The COVID-19 crisis has changed the world as we know it. On a professional level, social distancing and safer-at-home guidelines mean that many practitioners are now using the internet and other technologies to stay in touch with their patients, clients, and students.
Although they can no longer come into the office, older patients with conditions causing cognitive impairment or dementia still need to be evaluated and monitored. Many of these patients may not be familiar or comfortable with video chatting or other common online tools.
The Telephone Interview for Cognitive Status (TICS) can help. In clinical and research use for more than 30 years, the TICS was the first measure developed specifically for remote cognitive assessment. It provides a quick and easy way for clinicians to screen patients and clients for cognitive impairment and has proven itself in hundreds of studies and clinical trials. It has also been translated into several foreign languages and is available for licensing.
“The TICS is meant for remote assessment,” said test coauthor Jason Brandt, PhD, Professor of Psychiatry & Behavioral Sciences and Neurology at the Johns Hopkins University School of Medicine. “Even if you can’t see the patient in person, you can still get an indication if he or she is having difficulty thinking, remembering, or communicating.”
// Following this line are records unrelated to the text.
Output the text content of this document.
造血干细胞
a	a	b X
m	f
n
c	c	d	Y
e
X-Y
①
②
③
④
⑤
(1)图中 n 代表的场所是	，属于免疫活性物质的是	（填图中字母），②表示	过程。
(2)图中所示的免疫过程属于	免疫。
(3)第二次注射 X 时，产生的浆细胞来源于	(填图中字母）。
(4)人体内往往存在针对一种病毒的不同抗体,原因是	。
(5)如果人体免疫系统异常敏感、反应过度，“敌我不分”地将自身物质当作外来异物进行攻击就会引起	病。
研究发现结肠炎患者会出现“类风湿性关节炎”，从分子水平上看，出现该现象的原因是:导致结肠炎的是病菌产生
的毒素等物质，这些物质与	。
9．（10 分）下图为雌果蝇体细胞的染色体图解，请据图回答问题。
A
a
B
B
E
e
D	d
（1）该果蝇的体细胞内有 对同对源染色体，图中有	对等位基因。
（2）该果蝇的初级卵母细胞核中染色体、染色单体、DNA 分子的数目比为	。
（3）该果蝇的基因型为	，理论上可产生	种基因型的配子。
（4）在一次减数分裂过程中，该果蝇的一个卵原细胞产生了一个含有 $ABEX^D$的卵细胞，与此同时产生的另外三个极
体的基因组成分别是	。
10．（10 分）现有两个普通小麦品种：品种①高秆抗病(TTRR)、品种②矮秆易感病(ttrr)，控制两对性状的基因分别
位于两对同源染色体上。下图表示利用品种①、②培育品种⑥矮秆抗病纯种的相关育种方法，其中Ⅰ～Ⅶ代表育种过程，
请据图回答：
Consisting of just 11 items, the TICS takes about 10 minutes to administer by telephone. A family member or other proctor is required to be with the examinee to ensure the environment is appropriate for testing. An S-level product, it can be administered by anyone with appropriate training, including nurses and trained research assistants. Results are reported using a qualitative impairment range and T scores.
With the current constraints of COVID-19, checking up on elderly patients who have or are at risk of having cognitive impairment is essential. “In just minutes,” Brandt said, “the TICS gives you a snapshot of the person’s cognitive functioning and allows you to make more informed clinical decisions.”